One million dollars is not as much money as you would think.
Not in the grand scheme of life, anyway. Once you apply factors like taxes, healthcare, pets, debt, living expenses, food — you burn through that cash fast.
So many teenagers and young people aspire for millionaire status because it has that ring of financial independence, cars, clothes, etc.
But, along with that money, there are expectations that need to be managed.
I referenced this in my Sept. 15 Indy Blast. If you have not read it, please check it out. I mentioned the ESPN documentary titled ‘Broke.’
It highlighted the growth of pro athletes’ contracts, mostly boxers, NFL and NBA players from the late ‘80s until the early 2010s, when the documentary was released.
Players made seven and eight figures on the reg and appeared to live the good life. Whatever “the good life” entails, because according to those interviewed, they experienced hell after getting that bread.
Poor decisions, family members and ignorant investments stifled multi-millionaires from post-career financial freedom. Now, many people ask: “How can you blow that kind of money?”
Listen, I like to think I’m responsible with my money. If I earned a check that resembled a phone number, though, especially in my early 20s, whew! No question I’d own a giraffe or something nonsensical.
The essence of the film concludes that being rich doesn’t mean you’re wealthy. Sure, many pro athletes receive de facto lotto checks every month, but few acquire the mindset to maintain it.
It doesn’t have to be this way.
Now, more than ever, financial information is available for anyone with a phone and/or internet access.
Don’t join the, “They never taught this in school” mob who chose, and still choose, to forgo that wisdom.
Side note: If you attended Harrison High School in the 2000s and utter this nonsense, stop. You will not sully Celeste Wolfaardt and her personal finance class because you skipped the course.
Anyhow, I referenced ‘Broke’ and obtaining financial intelligence in high school finance because on Sept. 8, Sierra’s gostallionssports.com page posted information for a “financial training camp.”
It discusses the importance of being a solid athlete and understanding the X’s and O’s of investing and making your money work for you.
The story provides three tips — explained in sports lingo — to understand and offers a potential roadmap to an educated investing journey.
I wish I invested as a teenager rather than stalling until my mid-20s. Please, heed the advice of teachers, parents, … the, “They never taught this in school” mob, or anyone telling you to learn investing.
Leverage your resources. If you wonder where you can begin investing, try: Stash, ETrade, WeBull, Charles Schwab, Robin Hood.
Do your homework. Unlock your phone, go to the ‘Stocks’ app, select a stock and a read a story.
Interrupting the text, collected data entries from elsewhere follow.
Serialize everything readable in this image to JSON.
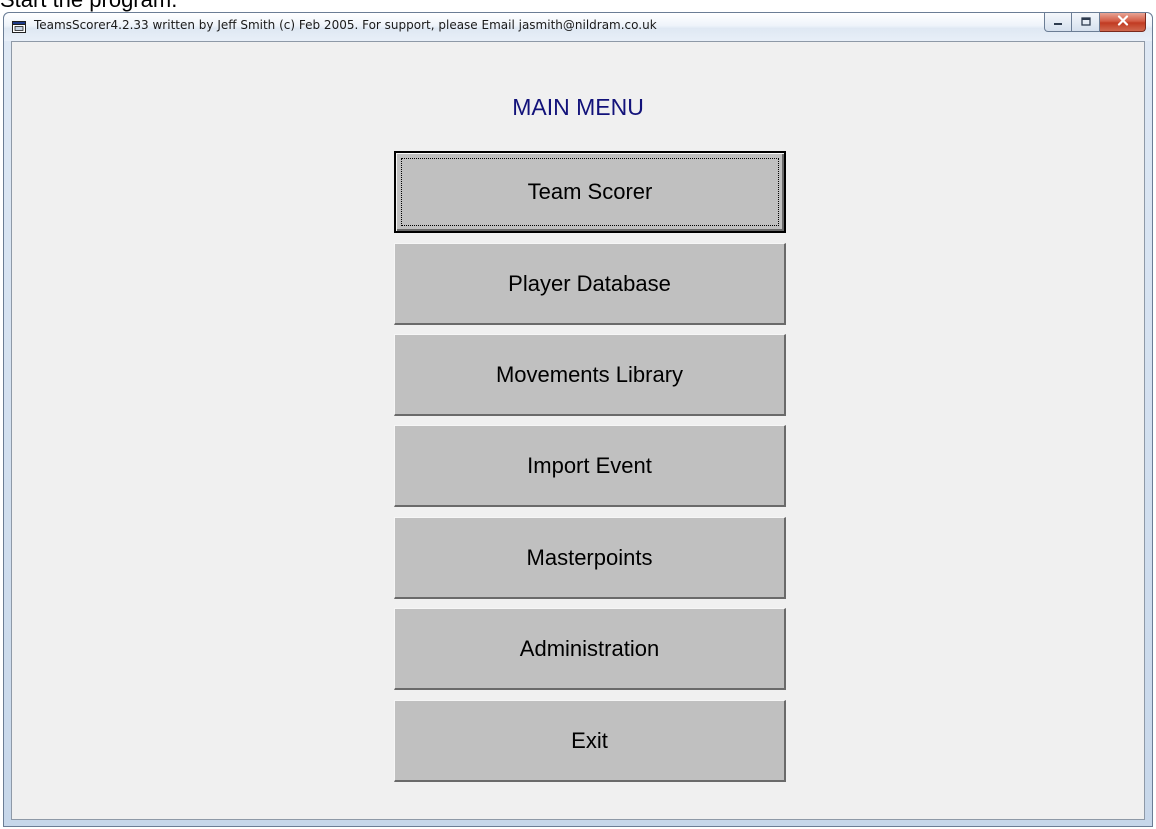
{
  "caption": "Start the program.",
  "window": {
    "title": "TeamsScorer4.2.33 written by Jeff Smith (c) Feb 2005.  For support, please Email jasmith@nildram.co.uk",
    "icons": {
      "app": "app-window-icon",
      "minimize": "minimize-icon",
      "maximize": "maximize-icon",
      "close": "close-icon"
    }
  },
  "menu": {
    "title": "MAIN MENU",
    "buttons": [
      {
        "label": "Team Scorer",
        "focused": true
      },
      {
        "label": "Player Database"
      },
      {
        "label": "Movements Library"
      },
      {
        "label": "Import Event"
      },
      {
        "label": "Masterpoints"
      },
      {
        "label": "Administration"
      },
      {
        "label": "Exit"
      }
    ]
  }
}
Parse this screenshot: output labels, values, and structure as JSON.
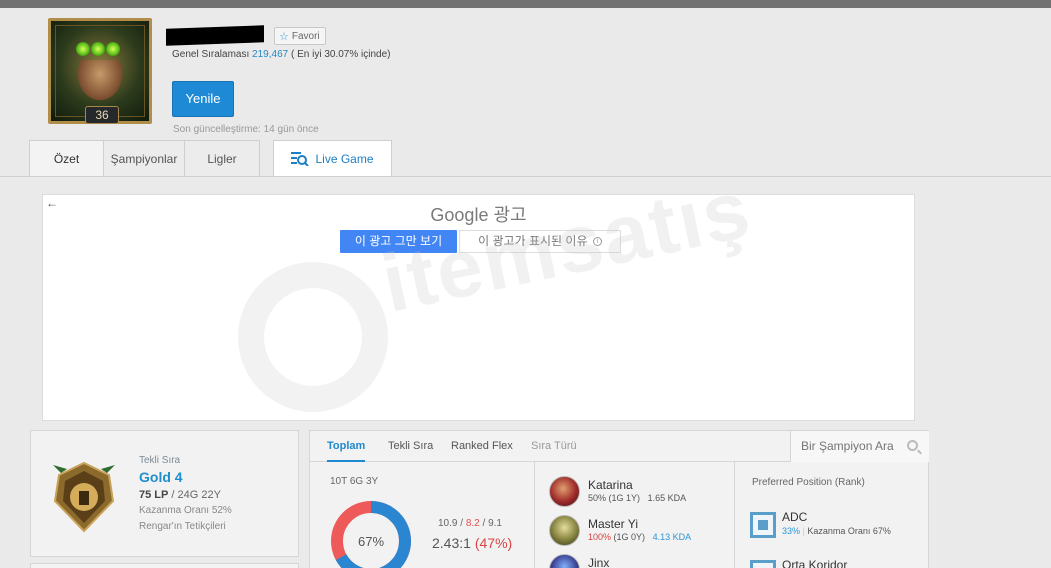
{
  "header": {
    "favorite_label": "Favori",
    "rank_prefix": "Genel Sıralaması",
    "rank_value": "219,467",
    "rank_suffix": "( En iyi 30.07% içinde)",
    "level": "36",
    "refresh_label": "Yenile",
    "updated_text": "Son güncelleştirme: 14 gün önce"
  },
  "tabs": [
    {
      "label": "Özet"
    },
    {
      "label": "Şampiyonlar"
    },
    {
      "label": "Ligler"
    },
    {
      "label": "Live Game"
    }
  ],
  "ad": {
    "title": "Google 광고",
    "stop_label": "이 광고 그만 보기",
    "why_label": "이 광고가 표시된 이유",
    "back_glyph": "←"
  },
  "watermark": {
    "text": "itemsatış"
  },
  "ranked": {
    "queue": "Tekli Sıra",
    "tier": "Gold 4",
    "lp": "75 LP",
    "record": "/ 24G 22Y",
    "winrate": "Kazanma Oranı 52%",
    "league": "Rengar'ın Tetikçileri"
  },
  "stats": {
    "tabs": [
      {
        "label": "Toplam"
      },
      {
        "label": "Tekli Sıra"
      },
      {
        "label": "Ranked Flex"
      },
      {
        "label": "Sıra Türü"
      }
    ],
    "search_placeholder": "Bir Şampiyon Ara",
    "summary": {
      "record": "10T 6G 3Y",
      "winrate_label": "67%",
      "winrate": 0.67,
      "kills": "10.9",
      "deaths": "8.2",
      "assists": "9.1",
      "sep": "/",
      "kda_ratio": "2.43:1",
      "kp": "(47%)"
    },
    "champions": [
      {
        "name": "Katarina",
        "winrate": "50%",
        "record": "(1G 1Y)",
        "kda": "1.65 KDA"
      },
      {
        "name": "Master Yi",
        "winrate": "100%",
        "record": "(1G 0Y)",
        "kda": "4.13 KDA"
      },
      {
        "name": "Jinx",
        "winrate": "",
        "record": "",
        "kda": ""
      }
    ],
    "positions": {
      "title": "Preferred Position (Rank)",
      "items": [
        {
          "name": "ADC",
          "share": "33%",
          "winrate": "Kazanma Oranı 67%"
        },
        {
          "name": "Orta Koridor",
          "share": "",
          "winrate": ""
        }
      ]
    }
  },
  "colors": {
    "accent": "#1e8ad6",
    "win": "#2a86d1",
    "loss": "#ee5a5a"
  }
}
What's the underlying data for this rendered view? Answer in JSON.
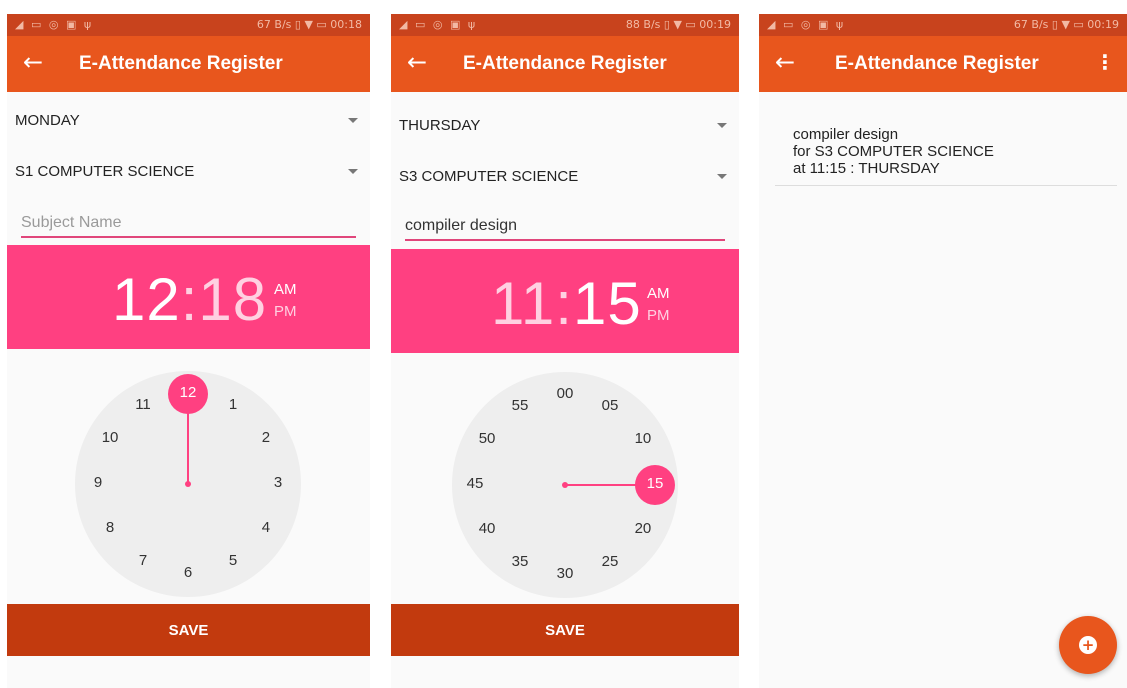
{
  "app_title": "E-Attendance Register",
  "save_label": "SAVE",
  "screens": [
    {
      "status": {
        "left": "◢ ▭ ◎ ▣ ψ",
        "right": "67 B/s ▯ ▼ ▭ 00:18"
      },
      "day": "MONDAY",
      "class_name": "S1 COMPUTER SCIENCE",
      "subject_placeholder": "Subject Name",
      "time": {
        "hour": "12",
        "sep": ":",
        "minute": "18",
        "am": "AM",
        "pm": "PM"
      },
      "dial_labels": [
        "12",
        "1",
        "2",
        "3",
        "4",
        "5",
        "6",
        "7",
        "8",
        "9",
        "10",
        "11"
      ],
      "dial_selected": "12"
    },
    {
      "status": {
        "left": "◢ ▭ ◎ ▣ ψ",
        "right": "88 B/s ▯ ▼ ▭ 00:19"
      },
      "day": "THURSDAY",
      "class_name": "S3 COMPUTER SCIENCE",
      "subject_value": "compiler design",
      "time": {
        "hour": "11",
        "sep": ":",
        "minute": "15",
        "am": "AM",
        "pm": "PM"
      },
      "dial_labels": [
        "00",
        "05",
        "10",
        "15",
        "20",
        "25",
        "30",
        "35",
        "40",
        "45",
        "50",
        "55"
      ],
      "dial_selected": "15"
    },
    {
      "status": {
        "left": "◢ ▭ ◎ ▣ ψ",
        "right": "67 B/s ▯ ▼ ▭ 00:19"
      },
      "entries": [
        {
          "subject": "compiler design",
          "for_line": "for S3 COMPUTER SCIENCE",
          "at_line": "at 11:15 : THURSDAY"
        }
      ]
    }
  ]
}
No worries, stock news is typically a swift read.
Wondering how much it takes to get started? Do you have a dollar? Then you have enough. Many platforms allow you to buy fractional shares. Don’t be foolish like me and think you need thousands of dollars. It’s usually much less. As of Sept. 23, one share of Coca-Cola costs $54.04.
By the time you read this, Coca-Cola could cost more, it may be less. If it is cheaper, in a sense, that’s good. There is more incentive to buy. Don’t fret about a stock being red.
Also, don’t let that number intimidate you. I have seen the October lineup for Js and they cost nearly four times as much, so I know you have that cash.
But, mostly, don’t panic.
Wondering what to invest in? Well, for legal reasons, I cannot tell you specifically to invest in such-n-such. However, I will provide the same advice I have received: Invest in what you know. Don’t place money into a stock you heard “is going to the moon.” That’s a guarantee for a loss.
Patience and due diligence work wonders with the stock market and investing. Do the work and learn about these opportunities now. In your late 20s, you will thank yourself for the decision.
Also, you will not touch that first million overnight. Rome was not built in a day. Don’t rush the process, trust the process.